We are just going to say it: convocation requirements are the bane of almost every Lakeland student’s existence. The current prerequisite for graduation is 24 convocations over the span of one’s Lakeland career. If a student attends three convocations every semester, it is not a completely unreasonable request. But it is made that much harder by the fact that essentially no information is given to students about upcoming convocations. All students can do is either walk blindly into the Bradley Theatre or choose not to attend, with many choosing the latter.

One can only attend so many choir and band concerts, and there are usually only two major student drama productions in a school year, so these convocations must be supplemented by lectures. Students know what to expect at concerts and can read a synopsis of the plays on Wikipedia before deciding to attend, but proper advertising becomes crucial when dealing with speakers.

Individual presenters can be controversial. Yes, we realize that convocations are meant to expand one’s horizons, but certain topics can be troubling to some people. For example, if you have a relative who was a law enforcement officer and died in the line of duty, it can be pretty painful to hear someone speak against policemen.

For any speaker who visits campus, students need more information than a line on the Lakeland website about where the person attended school or a vague description of the speaker’s topic, such as “economic issues.”

If students are not informed about the topic, they might also skip out on a convocation that would have been an amazing experience for them simply due to the fact that no information was provided beforehand.

In an ideal situation, students would probably love to have more influence over the types of convocations offered.
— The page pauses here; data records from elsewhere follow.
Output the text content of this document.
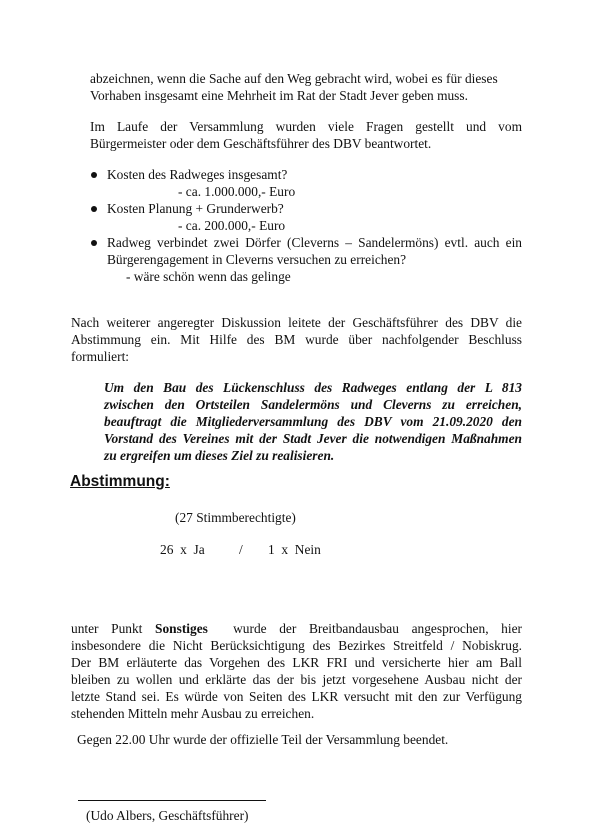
abzeichnen, wenn die Sache auf den Weg gebracht wird, wobei es für dieses
Vorhaben insgesamt eine Mehrheit im Rat der Stadt Jever geben muss.
Im Laufe der Versammlung wurden viele Fragen gestellt und vom
Bürgermeister oder dem Geschäftsführer des DBV beantwortet.
Kosten des Radweges insgesamt?
- ca. 1.000.000,- Euro
Kosten Planung + Grunderwerb?
- ca. 200.000,- Euro
Radweg verbindet zwei Dörfer (Cleverns – Sandelermöns) evtl. auch ein
Bürgerengagement in Cleverns versuchen zu erreichen?
- wäre schön wenn das gelinge
Nach weiterer angeregter Diskussion leitete der Geschäftsführer des DBV die
Abstimmung ein. Mit Hilfe des BM wurde über nachfolgender Beschluss
formuliert:
Um den Bau des Lückenschluss des Radweges entlang der L 813
zwischen den Ortsteilen Sandelermöns und Cleverns zu erreichen,
beauftragt die Mitgliederversammlung des DBV vom 21.09.2020 den
Vorstand des Vereines mit der Stadt Jever die notwendigen Maßnahmen
zu ergreifen um dieses Ziel zu realisieren.
Abstimmung:
(27 Stimmberechtigte)
26  x  Ja	/ 1  x  Nein
unter Punkt Sonstiges  wurde der Breitbandausbau angesprochen, hier
insbesondere die Nicht Berücksichtigung des Bezirkes Streitfeld / Nobiskrug.
Der BM erläuterte das Vorgehen des LKR FRI und versicherte hier am Ball
bleiben zu wollen und erklärte das der bis jetzt vorgesehene Ausbau nicht der
letzte Stand sei. Es würde von Seiten des LKR versucht mit den zur Verfügung
stehenden Mitteln mehr Ausbau zu erreichen.
Gegen 22.00 Uhr wurde der offizielle Teil der Versammlung beendet.
(Udo Albers, Geschäftsführer)
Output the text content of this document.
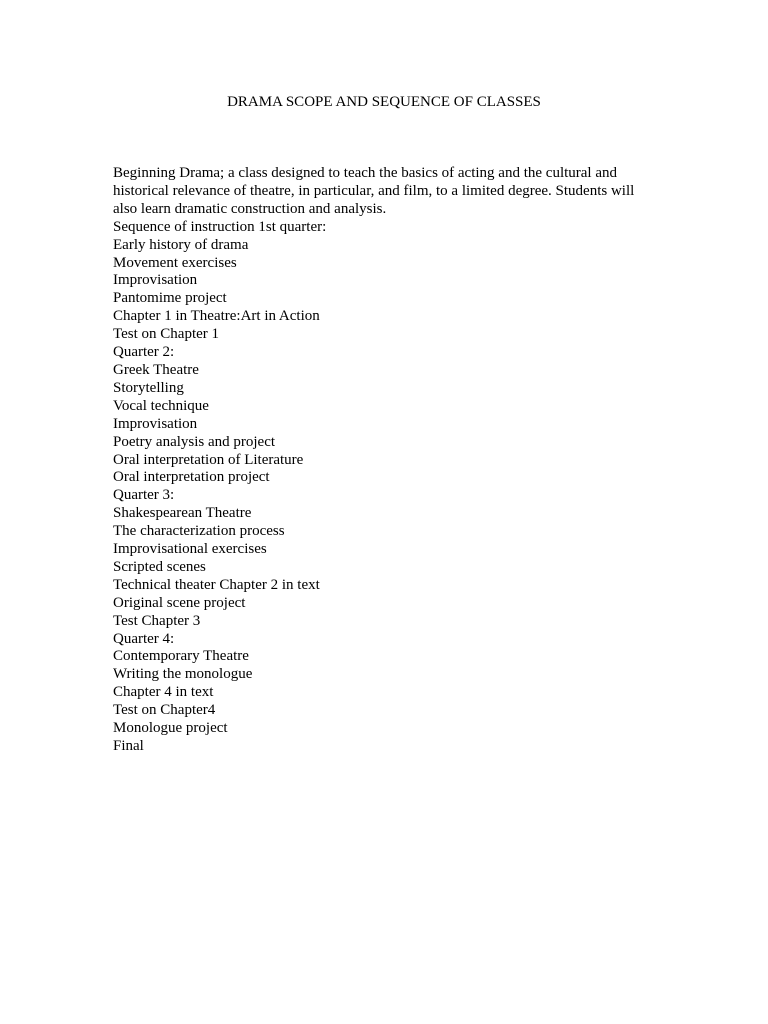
DRAMA SCOPE AND SEQUENCE OF CLASSES

Beginning Drama; a class designed to teach the basics of acting and the cultural and historical relevance of theatre, in particular, and film, to a limited degree. Students will also learn dramatic construction and analysis.

Sequence of instruction 1st quarter:
Early history of drama
Movement exercises
Improvisation
Pantomime project
Chapter 1 in Theatre:Art in Action
Test on Chapter 1
Quarter 2:
Greek Theatre
Storytelling
Vocal technique
Improvisation
Poetry analysis and project
Oral interpretation of Literature
Oral interpretation project
Quarter 3:
Shakespearean Theatre
The characterization process
Improvisational exercises
Scripted scenes
Technical theater Chapter 2 in text
Original scene project
Test Chapter 3
Quarter 4:
Contemporary Theatre
Writing the monologue
Chapter 4 in text
Test on Chapter4
Monologue project
Final
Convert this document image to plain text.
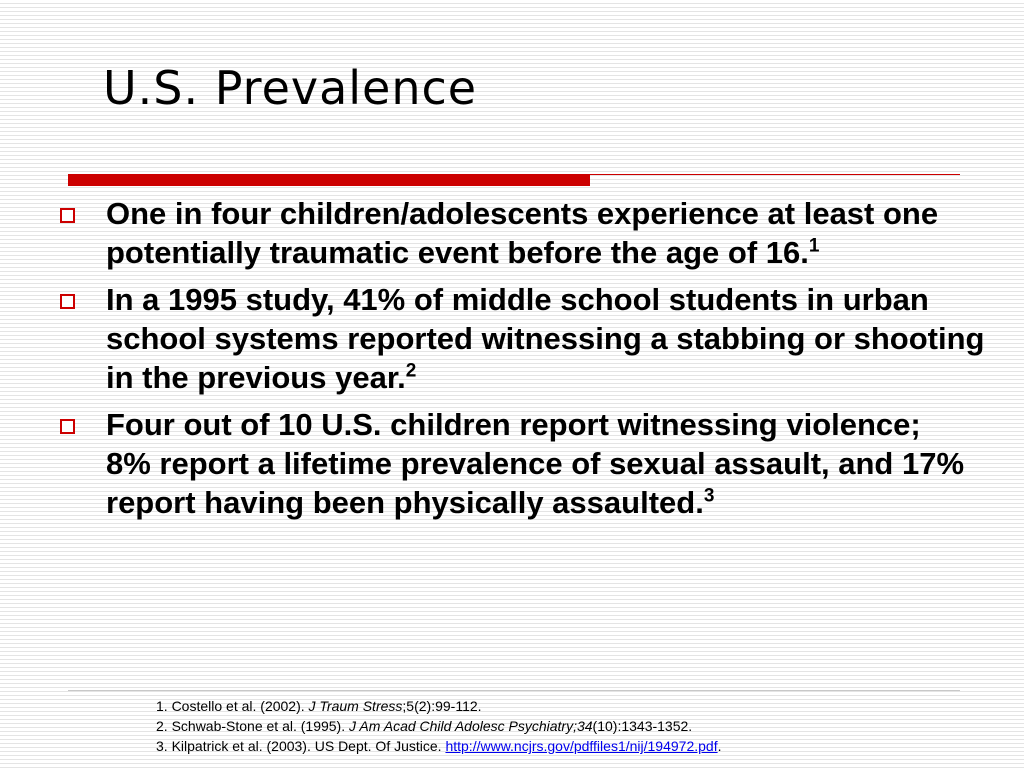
U.S. Prevalence
One in four children/adolescents experience at least one potentially traumatic event before the age of 16.$^1$
In a 1995 study, 41% of middle school students in urban school systems reported witnessing a stabbing or shooting in the previous year.$^2$
Four out of 10 U.S. children report witnessing violence;
8% report a lifetime prevalence of sexual assault, and 17% report having been physically assaulted.$^3$
1. Costello et al. (2002). J Traum Stress;5(2):99-112.
2. Schwab-Stone et al. (1995). J Am Acad Child Adolesc Psychiatry;34(10):1343-1352.
3. Kilpatrick et al. (2003). US Dept. Of Justice. http://www.ncjrs.gov/pdffiles1/nij/194972.pdf.
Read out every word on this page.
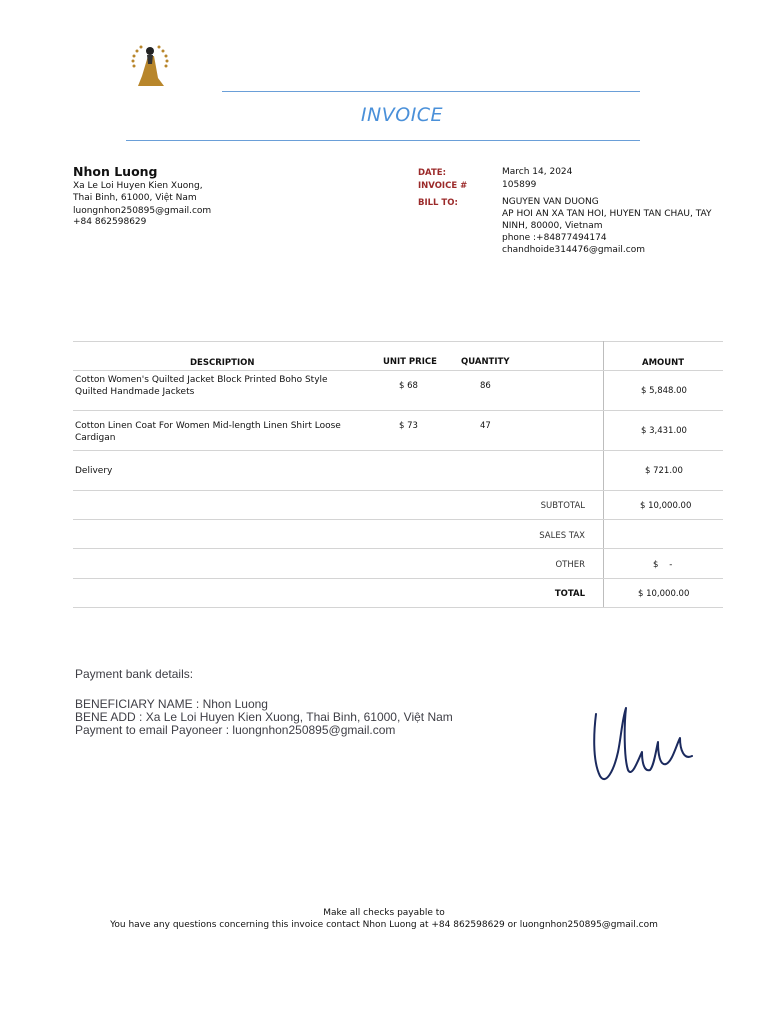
INVOICE
Nhon Luong
Xa Le Loi Huyen Kien Xuong,
Thai Binh, 61000, Việt Nam
luongnhon250895@gmail.com
+84 862598629
DATE:	March 14, 2024
INVOICE #	105899
BILL TO:	NGUYEN VAN DUONG
AP HOI AN XA TAN HOI, HUYEN TAN CHAU, TAY
NINH, 80000, Vietnam
phone :+84877494174
chandhoide314476@gmail.com
DESCRIPTION	UNIT PRICE	QUANTITY	AMOUNT
Cotton Women's Quilted Jacket Block Printed Boho Style
Quilted Handmade Jackets
$ 68	86	$ 5,848.00
Cotton Linen Coat For Women Mid-length Linen Shirt Loose
Cardigan
$ 73	47	$ 3,431.00
Delivery	$ 721.00
SUBTOTAL	$ 10,000.00
SALES TAX
OTHER	$    -
TOTAL	$ 10,000.00
Payment bank details:
BENEFICIARY NAME : Nhon Luong
BENE ADD : Xa Le Loi Huyen Kien Xuong, Thai Binh, 61000, Việt Nam
Payment to email Payoneer : luongnhon250895@gmail.com
Make all checks payable to
You have any questions concerning this invoice contact Nhon Luong at +84 862598629 or luongnhon250895@gmail.com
Many would also appreciate it if the school awarded convocation credit to student projects, such as student directed plays or honors students’ presentations. However, it would be a great start if the school simply provided more detailed descriptions of convocations in order for students to know exactly what they are attending.

People could argue that students should be conducting the research on lecturers for themselves, but few have the time or incentive to do that. Most would rather just not attend and continue the trend of watching videos of convocations in the library at the last minute in order to graduate.